Bir Kurttan Bir Millete: Bozkurt Destanı
Efsanelerle yoğrulan Türk kimliğinin en eski anlatılarından biri: Bozkurt Destanı
Bozkurt Destanı Türk tarihinin en eski ve en bilinen mitolojilerinden biridir. Sadece Türklerin kökenini anlatmakla kalmaz onların bağımsızlığına olan düşkünlüğünü, cesaretini ve yeniden doğuşu temsil eder.
Bir Milletin Küllerinden Doğuşu
Anlatılan destana göre, Orta Asya'nın geniş bozkırlarında büyük bir Türk boyu yaşam sürerdi.

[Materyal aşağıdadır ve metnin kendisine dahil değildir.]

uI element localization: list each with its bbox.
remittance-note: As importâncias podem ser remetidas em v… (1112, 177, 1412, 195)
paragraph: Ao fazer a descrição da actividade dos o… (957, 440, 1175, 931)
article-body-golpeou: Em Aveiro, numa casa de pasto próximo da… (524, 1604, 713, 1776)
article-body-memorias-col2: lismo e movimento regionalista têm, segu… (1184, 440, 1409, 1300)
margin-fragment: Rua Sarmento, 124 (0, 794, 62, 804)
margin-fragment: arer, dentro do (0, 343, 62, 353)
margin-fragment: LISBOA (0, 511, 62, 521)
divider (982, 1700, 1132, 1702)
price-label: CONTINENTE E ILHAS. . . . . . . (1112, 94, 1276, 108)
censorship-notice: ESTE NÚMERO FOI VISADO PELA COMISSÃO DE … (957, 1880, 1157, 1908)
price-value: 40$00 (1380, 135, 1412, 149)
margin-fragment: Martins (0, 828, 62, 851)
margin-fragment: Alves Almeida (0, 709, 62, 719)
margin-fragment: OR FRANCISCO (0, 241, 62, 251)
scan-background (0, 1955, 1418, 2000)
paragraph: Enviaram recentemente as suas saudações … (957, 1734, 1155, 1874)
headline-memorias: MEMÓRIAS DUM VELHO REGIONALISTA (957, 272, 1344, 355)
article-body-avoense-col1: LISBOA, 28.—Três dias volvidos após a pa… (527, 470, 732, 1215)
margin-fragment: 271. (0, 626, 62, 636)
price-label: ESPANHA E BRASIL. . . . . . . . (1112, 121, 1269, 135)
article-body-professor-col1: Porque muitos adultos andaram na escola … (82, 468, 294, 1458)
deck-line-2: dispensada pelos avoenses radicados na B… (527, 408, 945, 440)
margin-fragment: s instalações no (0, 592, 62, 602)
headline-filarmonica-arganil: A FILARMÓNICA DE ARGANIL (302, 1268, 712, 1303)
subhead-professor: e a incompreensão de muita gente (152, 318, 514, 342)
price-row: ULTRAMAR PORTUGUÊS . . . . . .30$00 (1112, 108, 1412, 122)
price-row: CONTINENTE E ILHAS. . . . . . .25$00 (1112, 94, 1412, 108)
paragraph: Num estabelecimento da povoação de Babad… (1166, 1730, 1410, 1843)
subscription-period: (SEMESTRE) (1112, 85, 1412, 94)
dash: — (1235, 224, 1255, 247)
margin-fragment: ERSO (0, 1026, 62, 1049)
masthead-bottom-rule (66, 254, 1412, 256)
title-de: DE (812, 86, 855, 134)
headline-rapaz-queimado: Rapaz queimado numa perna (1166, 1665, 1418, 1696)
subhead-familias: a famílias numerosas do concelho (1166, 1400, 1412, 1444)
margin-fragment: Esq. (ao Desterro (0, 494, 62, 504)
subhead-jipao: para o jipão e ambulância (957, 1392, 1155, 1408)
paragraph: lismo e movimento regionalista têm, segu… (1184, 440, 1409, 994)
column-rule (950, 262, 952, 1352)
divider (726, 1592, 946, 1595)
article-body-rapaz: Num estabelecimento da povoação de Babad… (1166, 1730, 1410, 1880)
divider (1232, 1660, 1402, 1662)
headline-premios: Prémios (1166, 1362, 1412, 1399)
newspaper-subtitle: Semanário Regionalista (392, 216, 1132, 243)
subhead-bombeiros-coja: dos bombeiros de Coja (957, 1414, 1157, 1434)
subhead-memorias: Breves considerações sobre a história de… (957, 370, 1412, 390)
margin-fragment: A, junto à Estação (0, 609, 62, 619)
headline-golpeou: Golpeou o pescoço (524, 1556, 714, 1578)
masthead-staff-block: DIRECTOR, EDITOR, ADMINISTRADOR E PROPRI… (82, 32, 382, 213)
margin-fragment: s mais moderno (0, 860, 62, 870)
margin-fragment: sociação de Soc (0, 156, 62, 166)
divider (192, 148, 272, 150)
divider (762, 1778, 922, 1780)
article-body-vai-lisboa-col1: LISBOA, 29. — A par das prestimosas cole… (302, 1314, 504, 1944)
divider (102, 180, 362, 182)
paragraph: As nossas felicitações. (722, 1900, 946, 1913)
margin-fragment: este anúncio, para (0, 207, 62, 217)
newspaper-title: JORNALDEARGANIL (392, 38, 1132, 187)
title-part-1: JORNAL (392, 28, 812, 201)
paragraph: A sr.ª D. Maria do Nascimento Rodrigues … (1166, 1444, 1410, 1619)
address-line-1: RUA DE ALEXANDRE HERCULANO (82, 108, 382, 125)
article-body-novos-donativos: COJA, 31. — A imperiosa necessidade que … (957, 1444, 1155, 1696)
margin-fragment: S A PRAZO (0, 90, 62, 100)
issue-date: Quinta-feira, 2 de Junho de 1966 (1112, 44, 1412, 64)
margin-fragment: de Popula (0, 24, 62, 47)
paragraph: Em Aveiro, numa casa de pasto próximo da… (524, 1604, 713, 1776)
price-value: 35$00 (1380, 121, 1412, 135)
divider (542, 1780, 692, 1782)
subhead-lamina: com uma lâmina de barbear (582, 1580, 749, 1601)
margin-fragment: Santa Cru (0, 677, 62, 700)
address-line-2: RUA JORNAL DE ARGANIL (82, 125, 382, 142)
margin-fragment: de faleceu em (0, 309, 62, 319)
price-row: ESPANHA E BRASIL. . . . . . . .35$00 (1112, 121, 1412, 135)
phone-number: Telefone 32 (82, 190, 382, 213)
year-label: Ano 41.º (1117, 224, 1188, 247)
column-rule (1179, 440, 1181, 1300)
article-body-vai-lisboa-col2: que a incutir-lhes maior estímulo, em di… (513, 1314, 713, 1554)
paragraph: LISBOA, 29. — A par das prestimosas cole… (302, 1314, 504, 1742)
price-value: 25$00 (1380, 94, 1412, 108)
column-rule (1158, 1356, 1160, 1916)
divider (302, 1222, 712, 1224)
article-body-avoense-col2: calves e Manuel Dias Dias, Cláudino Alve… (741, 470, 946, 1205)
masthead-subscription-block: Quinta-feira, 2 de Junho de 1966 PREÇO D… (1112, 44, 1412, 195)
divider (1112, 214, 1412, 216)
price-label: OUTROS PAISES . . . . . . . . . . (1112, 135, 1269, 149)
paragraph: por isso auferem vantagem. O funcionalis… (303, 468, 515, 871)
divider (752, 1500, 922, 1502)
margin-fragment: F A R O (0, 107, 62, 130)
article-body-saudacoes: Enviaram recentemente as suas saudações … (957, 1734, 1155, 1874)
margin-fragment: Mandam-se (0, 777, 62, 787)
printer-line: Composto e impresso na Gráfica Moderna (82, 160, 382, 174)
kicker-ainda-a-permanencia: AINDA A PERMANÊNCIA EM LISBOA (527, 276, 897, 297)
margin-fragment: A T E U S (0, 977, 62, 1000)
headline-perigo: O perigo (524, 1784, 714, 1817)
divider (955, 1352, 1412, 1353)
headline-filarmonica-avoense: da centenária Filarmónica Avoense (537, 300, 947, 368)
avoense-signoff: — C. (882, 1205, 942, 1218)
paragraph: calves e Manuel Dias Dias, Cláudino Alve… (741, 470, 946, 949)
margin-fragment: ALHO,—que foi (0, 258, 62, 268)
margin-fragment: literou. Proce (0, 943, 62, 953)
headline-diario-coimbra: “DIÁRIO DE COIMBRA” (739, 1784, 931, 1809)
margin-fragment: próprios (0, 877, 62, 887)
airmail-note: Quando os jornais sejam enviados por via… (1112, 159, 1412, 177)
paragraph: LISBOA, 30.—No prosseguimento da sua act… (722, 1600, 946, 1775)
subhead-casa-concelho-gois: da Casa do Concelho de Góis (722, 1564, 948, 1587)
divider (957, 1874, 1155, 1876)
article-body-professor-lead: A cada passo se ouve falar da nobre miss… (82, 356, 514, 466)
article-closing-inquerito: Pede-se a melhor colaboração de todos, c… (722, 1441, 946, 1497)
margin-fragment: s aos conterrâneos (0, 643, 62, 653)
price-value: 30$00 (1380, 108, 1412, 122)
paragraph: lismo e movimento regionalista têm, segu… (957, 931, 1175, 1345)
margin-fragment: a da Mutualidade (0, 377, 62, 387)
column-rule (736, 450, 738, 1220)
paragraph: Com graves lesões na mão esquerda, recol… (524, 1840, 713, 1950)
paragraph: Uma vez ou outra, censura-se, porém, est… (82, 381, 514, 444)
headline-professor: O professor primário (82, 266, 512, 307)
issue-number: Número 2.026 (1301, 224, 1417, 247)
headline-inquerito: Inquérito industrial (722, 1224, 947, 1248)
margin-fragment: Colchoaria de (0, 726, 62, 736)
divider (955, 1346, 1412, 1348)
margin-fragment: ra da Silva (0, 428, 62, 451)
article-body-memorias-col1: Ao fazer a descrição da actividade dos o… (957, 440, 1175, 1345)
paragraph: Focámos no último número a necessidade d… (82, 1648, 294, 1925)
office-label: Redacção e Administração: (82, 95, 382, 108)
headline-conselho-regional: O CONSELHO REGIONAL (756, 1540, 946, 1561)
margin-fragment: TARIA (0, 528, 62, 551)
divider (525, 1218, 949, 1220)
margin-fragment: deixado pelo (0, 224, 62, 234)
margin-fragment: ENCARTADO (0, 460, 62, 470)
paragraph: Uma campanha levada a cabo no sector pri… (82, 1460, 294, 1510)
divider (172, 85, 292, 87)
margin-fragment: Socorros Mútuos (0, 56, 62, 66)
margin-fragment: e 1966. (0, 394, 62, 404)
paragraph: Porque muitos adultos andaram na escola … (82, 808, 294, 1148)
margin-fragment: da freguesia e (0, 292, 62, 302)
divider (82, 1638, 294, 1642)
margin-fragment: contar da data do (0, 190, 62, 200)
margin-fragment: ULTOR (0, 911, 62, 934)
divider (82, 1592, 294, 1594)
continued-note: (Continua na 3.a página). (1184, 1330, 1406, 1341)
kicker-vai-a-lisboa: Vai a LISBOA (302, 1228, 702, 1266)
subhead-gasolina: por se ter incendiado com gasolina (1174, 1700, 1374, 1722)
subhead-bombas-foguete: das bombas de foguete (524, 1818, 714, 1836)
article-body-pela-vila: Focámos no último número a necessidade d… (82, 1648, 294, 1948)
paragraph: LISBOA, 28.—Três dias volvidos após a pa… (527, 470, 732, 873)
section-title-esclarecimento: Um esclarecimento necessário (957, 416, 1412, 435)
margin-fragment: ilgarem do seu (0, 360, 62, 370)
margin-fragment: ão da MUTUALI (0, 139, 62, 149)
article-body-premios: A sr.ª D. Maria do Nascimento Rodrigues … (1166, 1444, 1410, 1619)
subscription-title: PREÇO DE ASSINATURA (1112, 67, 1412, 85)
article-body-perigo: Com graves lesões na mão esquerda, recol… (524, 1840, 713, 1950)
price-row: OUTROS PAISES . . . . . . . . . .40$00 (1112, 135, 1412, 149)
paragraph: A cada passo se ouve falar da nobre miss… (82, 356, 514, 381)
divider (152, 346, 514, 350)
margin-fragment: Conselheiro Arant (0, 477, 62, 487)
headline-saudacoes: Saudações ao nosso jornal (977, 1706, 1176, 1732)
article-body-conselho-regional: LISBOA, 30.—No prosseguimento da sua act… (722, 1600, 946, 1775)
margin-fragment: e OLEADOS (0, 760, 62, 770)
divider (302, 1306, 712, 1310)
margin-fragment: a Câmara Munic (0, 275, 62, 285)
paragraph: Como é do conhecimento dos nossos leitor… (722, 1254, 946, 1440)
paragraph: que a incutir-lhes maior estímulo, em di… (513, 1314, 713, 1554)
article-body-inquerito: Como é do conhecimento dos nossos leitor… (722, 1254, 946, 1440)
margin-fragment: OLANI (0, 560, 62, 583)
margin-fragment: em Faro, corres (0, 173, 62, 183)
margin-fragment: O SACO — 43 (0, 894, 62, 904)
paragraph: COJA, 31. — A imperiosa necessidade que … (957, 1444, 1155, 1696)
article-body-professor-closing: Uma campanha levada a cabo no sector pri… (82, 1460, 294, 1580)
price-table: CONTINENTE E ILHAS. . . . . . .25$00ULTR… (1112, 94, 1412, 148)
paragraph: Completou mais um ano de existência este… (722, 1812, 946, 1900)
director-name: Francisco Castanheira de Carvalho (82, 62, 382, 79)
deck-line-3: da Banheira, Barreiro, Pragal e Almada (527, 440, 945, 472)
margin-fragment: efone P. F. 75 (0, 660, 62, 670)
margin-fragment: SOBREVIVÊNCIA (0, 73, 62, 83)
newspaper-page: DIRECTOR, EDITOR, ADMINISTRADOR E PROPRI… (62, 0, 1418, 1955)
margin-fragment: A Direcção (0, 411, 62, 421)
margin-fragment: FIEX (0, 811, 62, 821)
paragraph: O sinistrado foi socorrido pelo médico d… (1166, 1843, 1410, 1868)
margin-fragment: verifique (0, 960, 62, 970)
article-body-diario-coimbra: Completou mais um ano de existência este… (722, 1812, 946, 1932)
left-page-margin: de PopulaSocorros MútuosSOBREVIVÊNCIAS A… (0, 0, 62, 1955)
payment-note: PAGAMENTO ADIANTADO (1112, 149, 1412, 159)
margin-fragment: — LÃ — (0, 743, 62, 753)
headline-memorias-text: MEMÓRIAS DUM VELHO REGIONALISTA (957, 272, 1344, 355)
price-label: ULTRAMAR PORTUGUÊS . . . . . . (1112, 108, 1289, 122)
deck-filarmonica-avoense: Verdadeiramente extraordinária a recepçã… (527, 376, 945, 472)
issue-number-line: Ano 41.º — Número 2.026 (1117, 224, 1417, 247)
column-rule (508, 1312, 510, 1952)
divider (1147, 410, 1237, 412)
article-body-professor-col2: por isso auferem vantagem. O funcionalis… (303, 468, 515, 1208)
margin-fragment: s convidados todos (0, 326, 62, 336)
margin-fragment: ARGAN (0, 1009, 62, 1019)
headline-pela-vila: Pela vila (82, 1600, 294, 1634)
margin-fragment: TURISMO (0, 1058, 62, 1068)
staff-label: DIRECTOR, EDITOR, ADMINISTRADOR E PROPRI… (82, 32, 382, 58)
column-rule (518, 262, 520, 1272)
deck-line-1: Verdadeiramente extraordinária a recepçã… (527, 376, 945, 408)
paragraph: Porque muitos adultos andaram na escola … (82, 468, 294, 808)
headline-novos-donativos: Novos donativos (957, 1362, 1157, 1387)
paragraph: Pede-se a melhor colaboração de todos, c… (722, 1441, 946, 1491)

Fakat bir gün büyük bir saldırıya uğrar ve bütün halk katledilir. Geriye yalnıca bir çocuk kalmıştır ki bu çocuk felaketin ortasında yeniden doğuşun ve bu olağanüstü efsanenin merkezinde olacaktır.

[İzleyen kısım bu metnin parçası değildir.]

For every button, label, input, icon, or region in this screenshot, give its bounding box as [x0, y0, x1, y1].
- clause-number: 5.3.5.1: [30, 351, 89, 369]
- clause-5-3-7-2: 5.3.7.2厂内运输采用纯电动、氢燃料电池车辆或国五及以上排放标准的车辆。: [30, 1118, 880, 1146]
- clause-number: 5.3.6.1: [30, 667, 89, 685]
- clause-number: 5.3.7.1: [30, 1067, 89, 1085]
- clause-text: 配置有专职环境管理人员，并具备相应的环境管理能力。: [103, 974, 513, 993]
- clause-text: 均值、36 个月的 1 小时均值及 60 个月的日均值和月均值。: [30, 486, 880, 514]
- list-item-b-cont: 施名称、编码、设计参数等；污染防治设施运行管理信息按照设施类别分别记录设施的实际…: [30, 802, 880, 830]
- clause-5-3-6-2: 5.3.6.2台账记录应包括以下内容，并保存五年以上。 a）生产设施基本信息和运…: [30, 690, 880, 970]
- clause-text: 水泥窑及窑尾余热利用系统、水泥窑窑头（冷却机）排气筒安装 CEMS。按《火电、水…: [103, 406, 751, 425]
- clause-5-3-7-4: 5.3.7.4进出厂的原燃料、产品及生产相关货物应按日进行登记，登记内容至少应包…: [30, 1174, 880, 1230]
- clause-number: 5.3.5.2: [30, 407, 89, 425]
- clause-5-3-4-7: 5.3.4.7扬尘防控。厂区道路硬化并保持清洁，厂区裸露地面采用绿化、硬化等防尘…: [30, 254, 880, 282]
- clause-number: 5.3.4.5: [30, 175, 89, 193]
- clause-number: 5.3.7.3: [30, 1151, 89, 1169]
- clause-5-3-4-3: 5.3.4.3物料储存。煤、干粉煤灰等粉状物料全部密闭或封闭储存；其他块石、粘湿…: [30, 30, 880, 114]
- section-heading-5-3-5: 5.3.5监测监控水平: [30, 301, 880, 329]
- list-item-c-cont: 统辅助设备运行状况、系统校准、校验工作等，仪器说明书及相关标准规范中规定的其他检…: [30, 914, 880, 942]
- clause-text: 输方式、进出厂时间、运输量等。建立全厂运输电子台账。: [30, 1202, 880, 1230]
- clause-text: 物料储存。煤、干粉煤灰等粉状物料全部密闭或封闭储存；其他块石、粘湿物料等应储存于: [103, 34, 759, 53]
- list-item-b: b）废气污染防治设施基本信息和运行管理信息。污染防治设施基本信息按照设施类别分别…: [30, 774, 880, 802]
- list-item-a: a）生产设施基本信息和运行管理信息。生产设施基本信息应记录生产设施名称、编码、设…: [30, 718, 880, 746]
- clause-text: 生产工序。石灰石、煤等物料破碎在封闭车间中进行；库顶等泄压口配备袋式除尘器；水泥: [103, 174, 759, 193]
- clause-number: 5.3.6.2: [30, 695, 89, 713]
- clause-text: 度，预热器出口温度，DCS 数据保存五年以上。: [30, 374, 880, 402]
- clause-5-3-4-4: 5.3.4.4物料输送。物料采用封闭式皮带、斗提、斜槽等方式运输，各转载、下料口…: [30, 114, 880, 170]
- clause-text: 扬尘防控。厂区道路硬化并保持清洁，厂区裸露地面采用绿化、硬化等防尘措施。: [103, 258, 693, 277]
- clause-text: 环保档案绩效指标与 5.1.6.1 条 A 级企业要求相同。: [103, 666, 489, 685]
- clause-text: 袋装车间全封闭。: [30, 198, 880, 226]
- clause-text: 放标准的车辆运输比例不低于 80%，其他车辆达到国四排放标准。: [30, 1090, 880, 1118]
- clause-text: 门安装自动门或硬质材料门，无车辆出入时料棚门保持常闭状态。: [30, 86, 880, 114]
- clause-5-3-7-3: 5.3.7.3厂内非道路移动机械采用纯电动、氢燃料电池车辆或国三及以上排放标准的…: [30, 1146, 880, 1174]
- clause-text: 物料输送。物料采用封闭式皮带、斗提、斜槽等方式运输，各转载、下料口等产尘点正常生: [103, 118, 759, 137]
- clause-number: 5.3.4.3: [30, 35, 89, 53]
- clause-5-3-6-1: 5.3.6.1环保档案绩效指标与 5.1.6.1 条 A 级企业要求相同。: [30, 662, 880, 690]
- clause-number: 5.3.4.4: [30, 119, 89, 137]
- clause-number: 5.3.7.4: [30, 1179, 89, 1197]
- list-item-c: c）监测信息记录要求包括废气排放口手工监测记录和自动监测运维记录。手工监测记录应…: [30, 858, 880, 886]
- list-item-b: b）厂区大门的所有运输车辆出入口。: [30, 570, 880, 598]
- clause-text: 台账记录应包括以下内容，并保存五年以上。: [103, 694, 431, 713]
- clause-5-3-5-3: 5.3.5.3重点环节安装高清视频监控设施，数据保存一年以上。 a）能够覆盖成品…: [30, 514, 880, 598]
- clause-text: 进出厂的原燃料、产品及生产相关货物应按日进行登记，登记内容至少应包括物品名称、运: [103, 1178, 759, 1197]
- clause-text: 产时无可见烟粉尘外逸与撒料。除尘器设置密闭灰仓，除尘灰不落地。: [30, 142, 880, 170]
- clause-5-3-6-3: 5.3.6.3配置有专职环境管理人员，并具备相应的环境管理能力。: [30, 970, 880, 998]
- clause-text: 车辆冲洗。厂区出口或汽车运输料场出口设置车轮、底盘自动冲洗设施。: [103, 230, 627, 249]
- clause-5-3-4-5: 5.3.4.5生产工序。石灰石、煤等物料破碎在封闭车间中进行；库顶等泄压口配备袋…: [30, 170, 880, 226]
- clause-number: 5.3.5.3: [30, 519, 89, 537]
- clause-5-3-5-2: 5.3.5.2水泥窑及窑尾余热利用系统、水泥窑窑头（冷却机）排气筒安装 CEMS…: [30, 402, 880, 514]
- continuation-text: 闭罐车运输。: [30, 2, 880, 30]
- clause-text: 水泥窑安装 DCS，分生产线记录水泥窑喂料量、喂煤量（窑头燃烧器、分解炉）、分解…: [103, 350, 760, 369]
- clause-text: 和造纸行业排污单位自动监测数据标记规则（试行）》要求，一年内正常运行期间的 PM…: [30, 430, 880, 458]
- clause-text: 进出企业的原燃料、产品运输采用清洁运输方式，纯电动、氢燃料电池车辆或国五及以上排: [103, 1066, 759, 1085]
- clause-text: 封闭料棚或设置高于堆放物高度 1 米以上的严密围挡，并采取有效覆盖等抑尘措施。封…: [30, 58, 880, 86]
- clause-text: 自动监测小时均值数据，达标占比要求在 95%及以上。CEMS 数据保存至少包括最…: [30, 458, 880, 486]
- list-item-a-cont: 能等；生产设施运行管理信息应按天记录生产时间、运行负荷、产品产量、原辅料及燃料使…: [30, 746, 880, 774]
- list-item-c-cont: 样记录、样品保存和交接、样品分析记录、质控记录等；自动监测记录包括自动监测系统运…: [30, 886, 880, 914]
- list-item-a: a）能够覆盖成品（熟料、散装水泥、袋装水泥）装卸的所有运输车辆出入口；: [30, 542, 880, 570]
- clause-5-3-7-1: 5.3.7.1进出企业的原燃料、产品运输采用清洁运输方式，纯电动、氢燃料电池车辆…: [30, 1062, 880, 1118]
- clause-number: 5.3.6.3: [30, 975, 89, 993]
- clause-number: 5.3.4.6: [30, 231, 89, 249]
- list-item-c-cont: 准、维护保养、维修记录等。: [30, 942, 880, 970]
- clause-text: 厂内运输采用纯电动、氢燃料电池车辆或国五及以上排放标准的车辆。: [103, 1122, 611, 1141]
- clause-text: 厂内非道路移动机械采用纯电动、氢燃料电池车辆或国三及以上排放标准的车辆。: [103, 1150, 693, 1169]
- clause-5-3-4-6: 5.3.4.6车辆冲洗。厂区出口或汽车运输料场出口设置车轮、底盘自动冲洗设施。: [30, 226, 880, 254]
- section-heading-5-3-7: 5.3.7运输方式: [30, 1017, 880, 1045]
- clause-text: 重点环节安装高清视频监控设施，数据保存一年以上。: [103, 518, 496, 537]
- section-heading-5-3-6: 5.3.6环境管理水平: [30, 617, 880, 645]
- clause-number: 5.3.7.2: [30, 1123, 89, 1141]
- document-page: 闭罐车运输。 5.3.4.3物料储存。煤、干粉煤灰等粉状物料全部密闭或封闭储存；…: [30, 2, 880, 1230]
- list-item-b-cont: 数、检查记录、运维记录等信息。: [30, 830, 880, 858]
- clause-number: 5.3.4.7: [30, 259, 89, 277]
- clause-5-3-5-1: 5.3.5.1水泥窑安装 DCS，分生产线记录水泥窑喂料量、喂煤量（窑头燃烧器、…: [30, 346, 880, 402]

Dişi Kurttan Gelen Mucizevi Kurtuluş
Yıkımın ortasında kalan kanlar içindeki yaralı çocuk ne yapacağını bilemez halde dağların yamacına kadar sürünerek gider. Destana göre artık dayanma gücü kalmayıp tam ümidini kaybederken gökten inen bir dişi kurt ona ulaşır. Bu mucizevi kurt çocuğu sırtlayıp gözlerden uzak gizemli bir vadiye götürür. Efsaneye göre bu yer kimsenin yaşamadığı ve sadece Tanrı'nın görebildiği bir yerdi ve çocuk orada büyütüldü. Zaman geçtikçe dişi kurt ve çocuk arasında özel bir bağ oluştu ve bu bağdan 10 çocuk dünyaya geldi.

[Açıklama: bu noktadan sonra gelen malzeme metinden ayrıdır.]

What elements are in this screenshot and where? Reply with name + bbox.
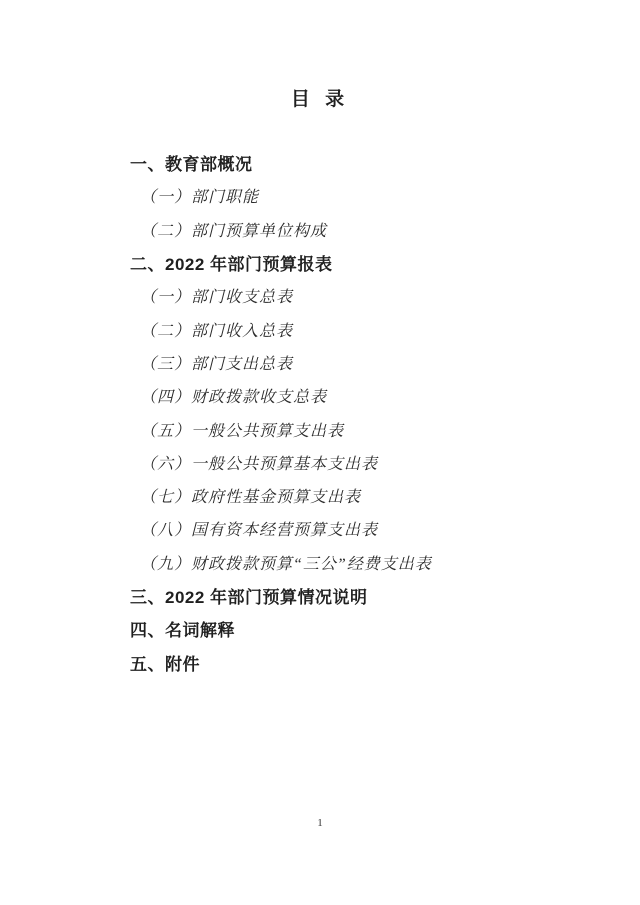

Bu on çocuğun her biri farklı bir erdemin temsilcisiydi: bilgelik, adalet, savaşçılık, sabır, cesaret, bağlılık, öngörü, sadakat, liderlik ve merhamet. Ve zamanla çoğaldılar ve her biri farklı yönlere dağıldı. Efsaneye göre bu on ocuktan biri de Asena' nın soyundan olan Bumin Kağan olarak tarih sahnesine çıktı.
Böylece Türkler için bozkurt figürü yalnızca bir kurt değil aynı zamanda o koruyucu bir ana, yol gösterici bir ruh ve yeniden doğuşun simgesi olmuştur.